Nous avions pourtant expliqué notre démarche aux employés municipaux rencontrés dans les rues mais ceux-ci nous ont opposé des ordres formels émanant de leur hiérarchie : l’espace public doit rester neutre et immaculé. Masques et pancartes ne sont donc restés en place qu’une demi-heure.
Nous considérons cependant notre opération comme réussie. Des photos ont été prises et elles circulent avec succès sur les réseaux sociaux. Peu importe qu’il s’agisse d’une censure municipale ou d’un excès de zèle des agents municipaux, nous n’en faisons pas une affaire d’État et nous n’en tiendrons pas rancune.
Cette anecdote est néanmoins significative de deux choses.
Elle est d’abord significative du comportement des pouvoirs qui traitent toujours les mobilisations populaires par le mépris. Convaincus de dégager ainsi une image de fermeté (« ce n’est pas la rue qui gouverne » et « les rues de ma ville resteront propre »), ces pouvoirs capitalisent en fait du mécontentement qui se traduira en différé dans les urnes. Ils poussent ensuite certains activistes à radicaliser leurs actions. C’est pourtant un engrenage que nous ne souhaitons pas.

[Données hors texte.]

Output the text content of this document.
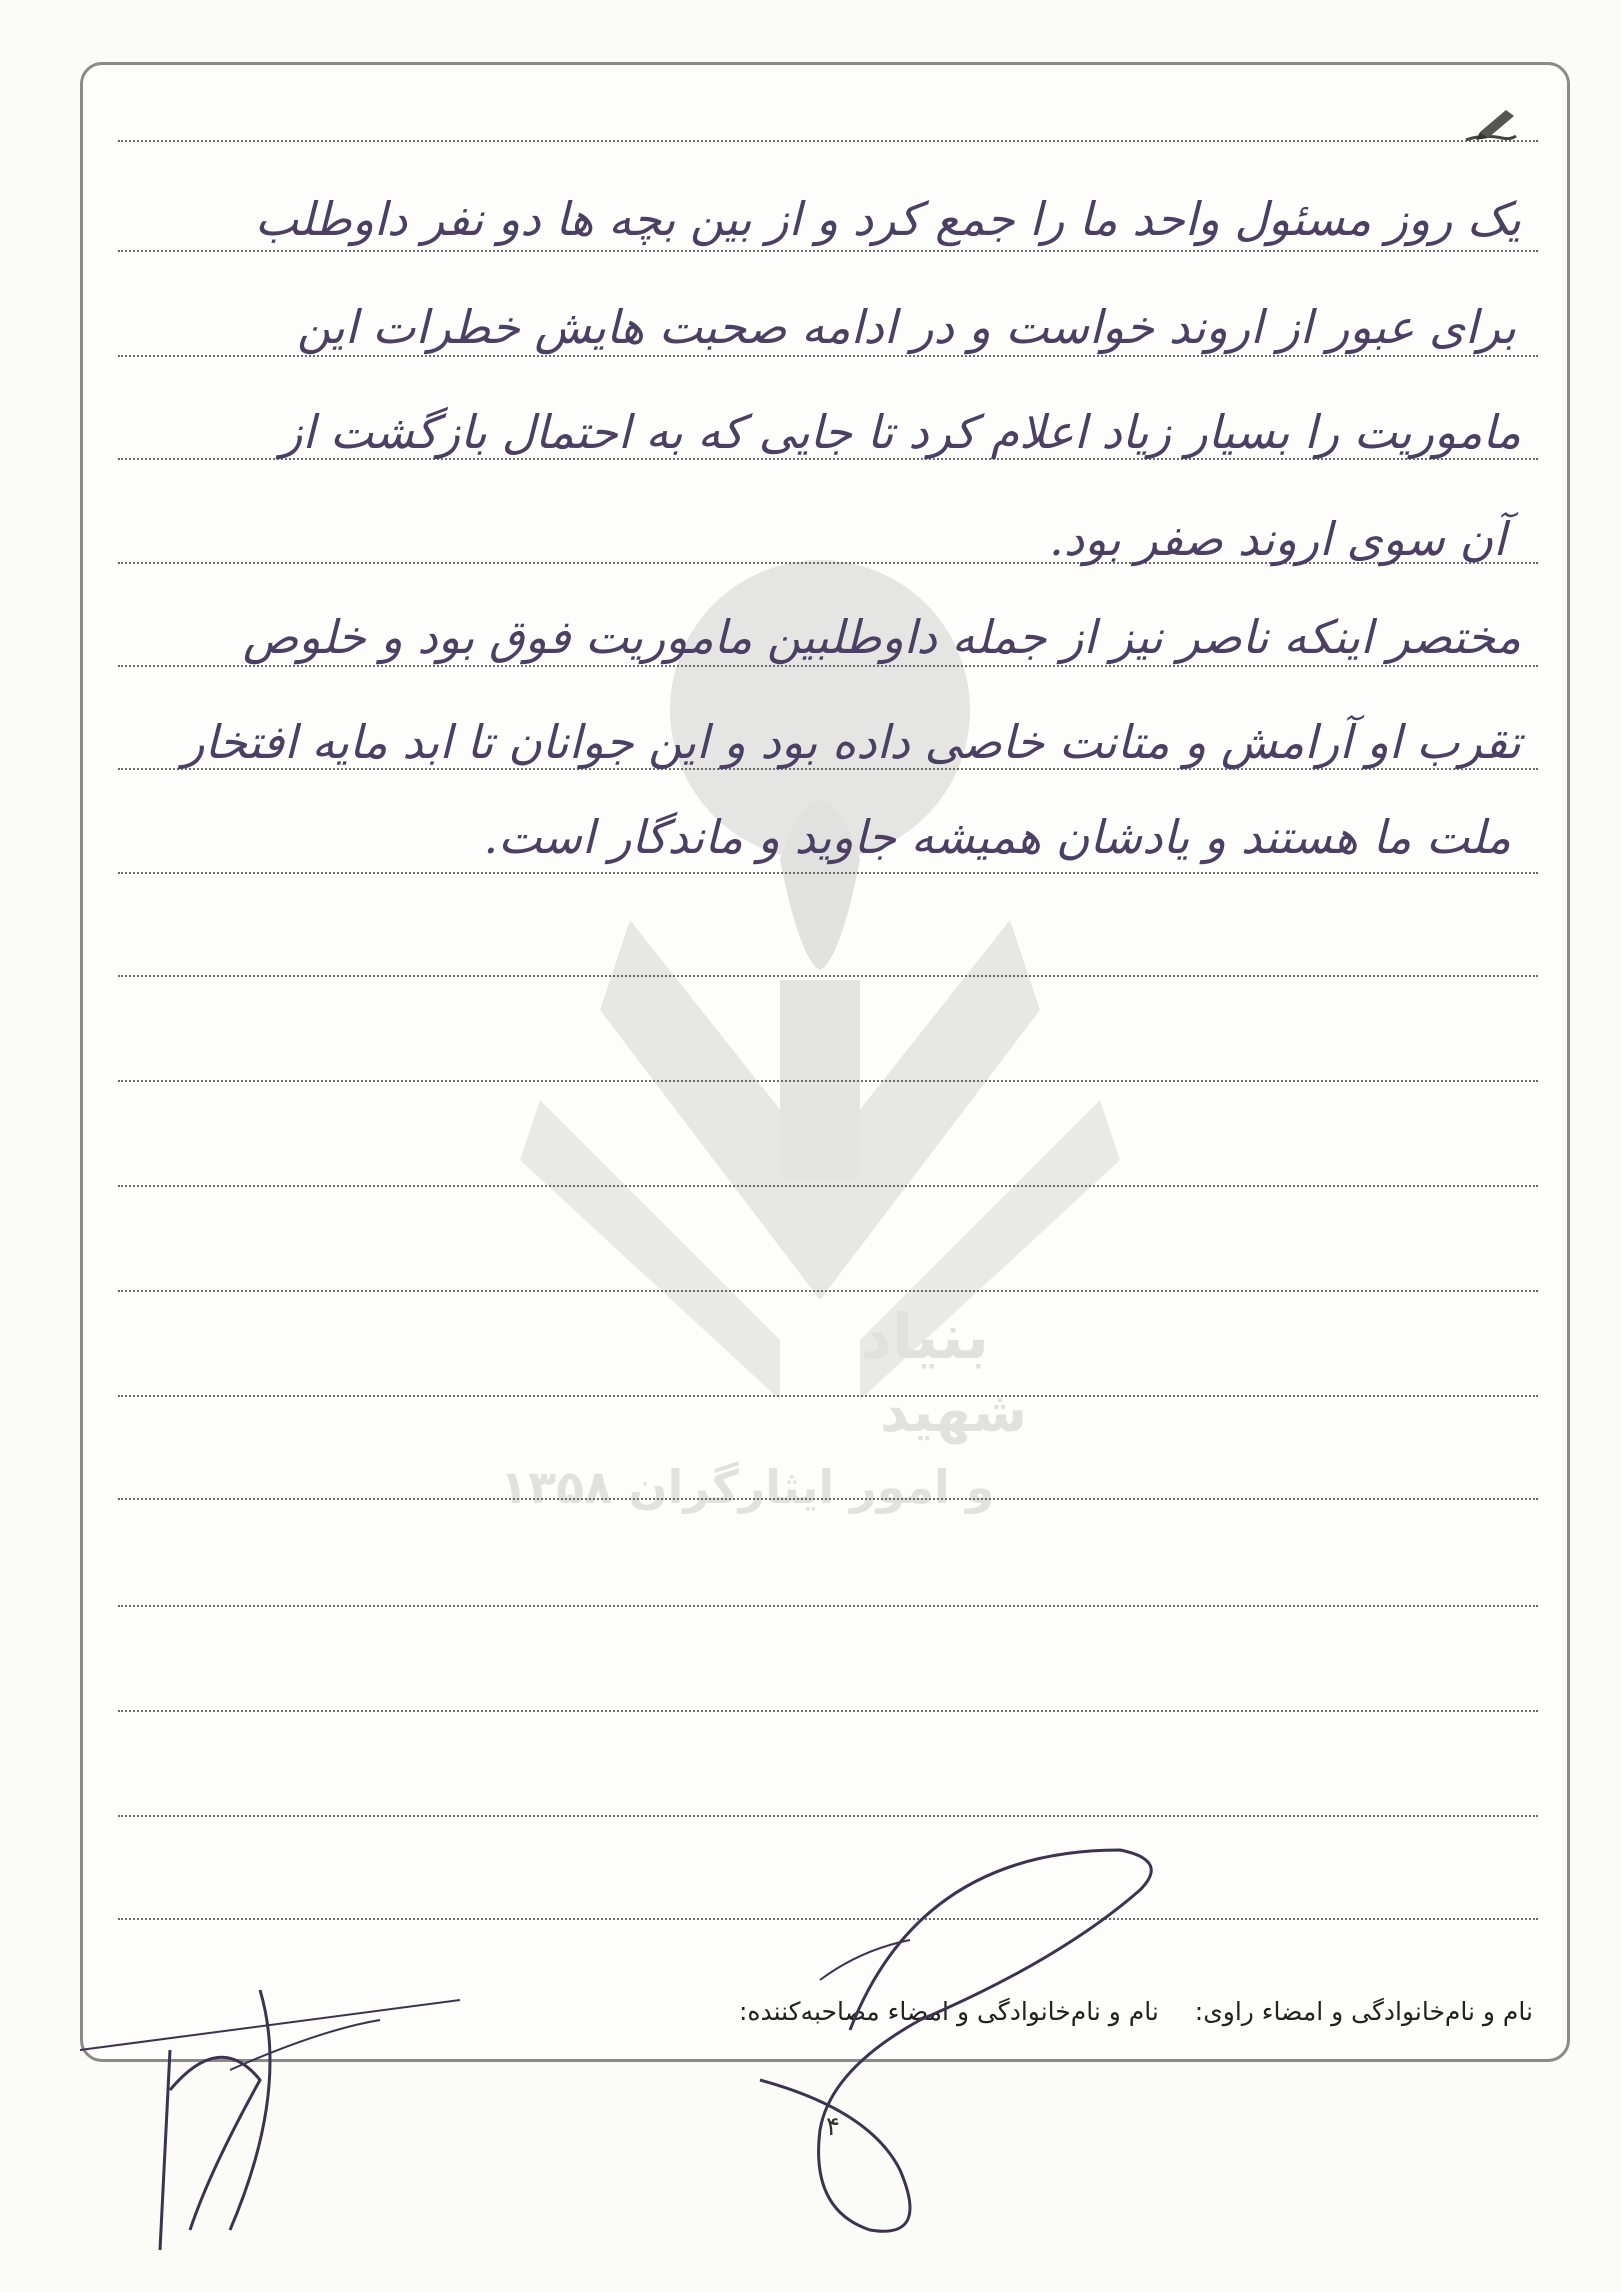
بنیاد
شهید
و امور ایثارگران ۱۳۵۸
یک روز مسئول واحد ما را جمع کرد و از بین بچه ها دو نفر داوطلب
برای عبور از اروند خواست و در ادامه صحبت هایش خطرات این
ماموریت را بسیار زیاد اعلام کرد تا جایی که به احتمال بازگشت از
آن سوی اروند صفر بود.
مختصر اینکه ناصر نیز از جمله داوطلبین ماموریت فوق بود و خلوص
تقرب او آرامش و متانت خاصی داده بود و این جوانان تا ابد مایه افتخار
ملت ما هستند و یادشان همیشه جاوید و ماندگار است.
نام و نام‌خانوادگی و امضاء راوی: نام و نام‌خانوادگی و امضاء مصاحبه‌کننده:
۴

Elle est ensuite significative de l’état d’esprit dans lequel s’illustrent aussi bien notables locaux que responsables politiques nationaux. Les uns comme les autres veulent bien faire (ou faire semblant) en matière d’écologie mais supportent mal le moindre débordement. Les citoyens sont sommés d’adopter des comportements responsables individuels et de laisser élus et grandes entreprises décider des orientations politiques et économiques favorable, à leur sens, au climat et à la biodiversité. En somme : « ne nous dérangez pas, restez chez vous, on s’occupe de tout ! » Penser ainsi ce n’est pas prendre la mesure de l’ampleur de la mobilisation civile nécessaire. C’est croire que la transition écologique indispensable pour supporter les bouleversements climatiques qui vont arriver pourra se faire en bougeant simplement quelques curseurs. Le texte d’appel des soixante-dix-sept organisations participant à la grève mondiale pour le climat du 24 mai en France ne laisse aucune illusion à l’égard d’une telle pensée. Réduire les émissions de gaz à effet de serre pour atteindre la neutralité carbone en 2025, arrêter la destruction des écosystèmes océaniques et terrestres et engager leur restauration écologique à la mesure des dégâts causés imposent une mobilisation générale comparable à celles déployées en temps de guerre. Or, poursuit le texte d’appel et nous partageons ce constat : « les gouvernements qui se sont succédés ces dernières années, aveuglés par une logique de croissance et de court terme, ont montré leur incapacité à s’occuper sérieusement de ses questions. Nous voulons donc que le pouvoir soit rendu aux citoyens. Au niveau local et régional, une démocratie plus vigoureuse et inclusive doit être mise en place. Au niveau national, nous demandons la création d’une assemblée citoyenne souveraine et adaptée à ce changement de société ».
Telle est ainsi l’alternative qui s’offrent aux élus : changer de politique ou nous changerons les politiques… et tant pis si quelques innocentes statues sont bâillonnées le temps d’une matinée.